Though both trials involve placing cells into the spinal cord, Neuralstem's product is made of cultured neural stem cells derived from a single eight-week-old foetus, whereas Geron's product, intended to treat spinal cord injury, is derived from embryonic stem cells that have been differentiated into precursors of neuron-support cells.

"This is certainly the first stem cell approach for ALS [amyotrophic lateral sclerosis]," says Lucie Bruijn, a scientist at the ALS Association, a patient group that also funds relevant research. Most other approaches for treating ALS are small molecule drugs, she says, and she's not aware of other cell therapy or other invasive approaches entering human testing in the near future.

[Editor's note: Shortly after this piece appeared on the Niche, we learned of additional clinical work in ALS. This uses mesenchymal stem cells derived from the patients who receive them. Read more here.]

The ALS Association has not funded Neuralstem's work directly, Bruijn says, but has advised the company and funded academic scientists who've been involved with the company.

Neuralstem's chief scientific officer Karl Johe says tests of large animal models show that the transplanted cells exert a neuroprotective effect over motor neurons, but it's not entirely clear how. Earlier this year, Neuralstem and collaborators published results in a rat model of ALS showing that transplanted cells could develop into interneurons that formed synapses with rats' motor neurons.

However, Johe emphasizes that the upcoming trial will assess safety rather than efficacy. The first few patients selected for the procedure will be those who are no longer able to walk. Because the injected cells protect rather than replace motor neurons, these sicker patients are less likely to benefit from treatment, but they are also less able to lose function if something goes wrong. Cells will be injected only on one side of the spinal cord in order to minimize the number of injection sites. Only one patient will be treated each month so that researchers can monitor effects over a longer period of time. Eventually, Johe says, the goal is to be able to inject cells in both lower and upper regions of the spinal cord in healthier patients and see if the injections can help motor neurons survive.

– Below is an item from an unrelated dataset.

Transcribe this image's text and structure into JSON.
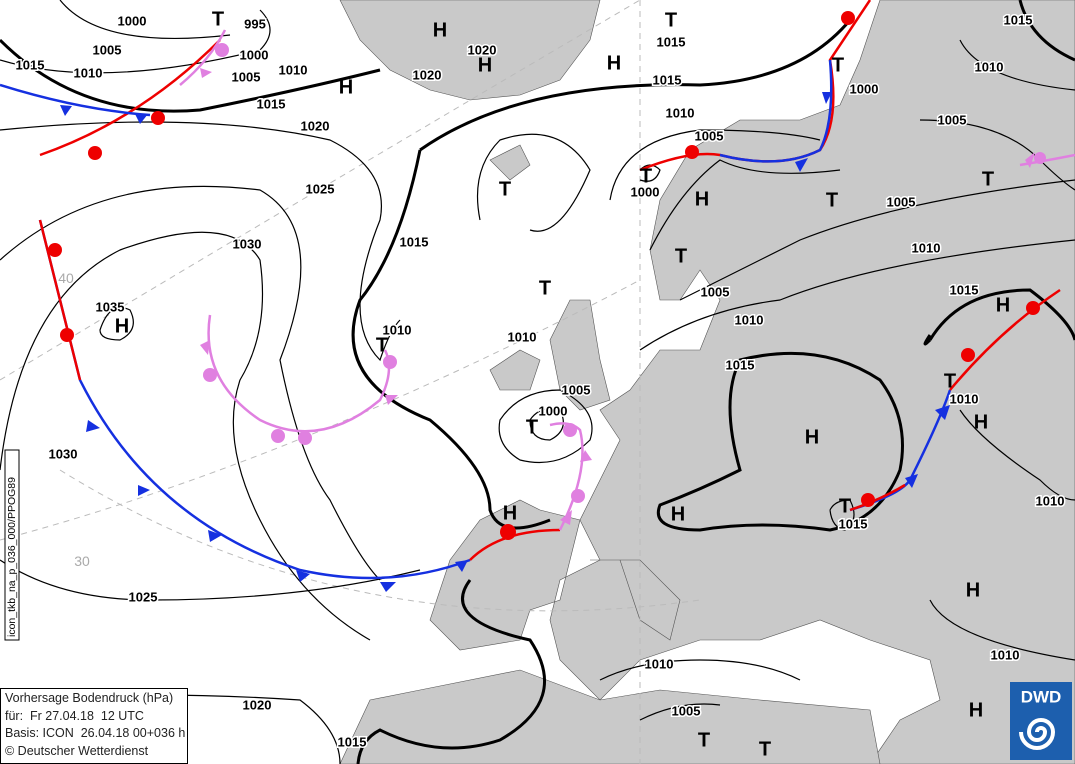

The trial is expected to take place at Emory University in Atlanta, Georgia. Though the FDA is allowing the trial to go forward, the university's patient-safety board will also need to approve the trial before it can proceed. Johe declined to say when approval may be received, but he did say discussions with the university were well underway.

Other companies using neural cells include ReNeuron, which received permission from UK authorities this January to start clinical trials for stroke. Its cell product is made from genetically modified cultures of neural stem cells, also of foetal origin.

StemCells Inc. is conducting trials in Batten disease, a neurodegenerative disorder that strikes children, and recently received approval for a clinical trial in a similar disease. It also uses neural stem cells from material originally derived from foetuses and has recently published research showing that its cell product delayed some symptoms of the disease by about three weeks.

As with human embryonic stem cells, the patent situation for neural stem cells is contentious. In a pair of duelling press releases this May, Neuralstem and StemCells both claimed key intellectual property on the cells.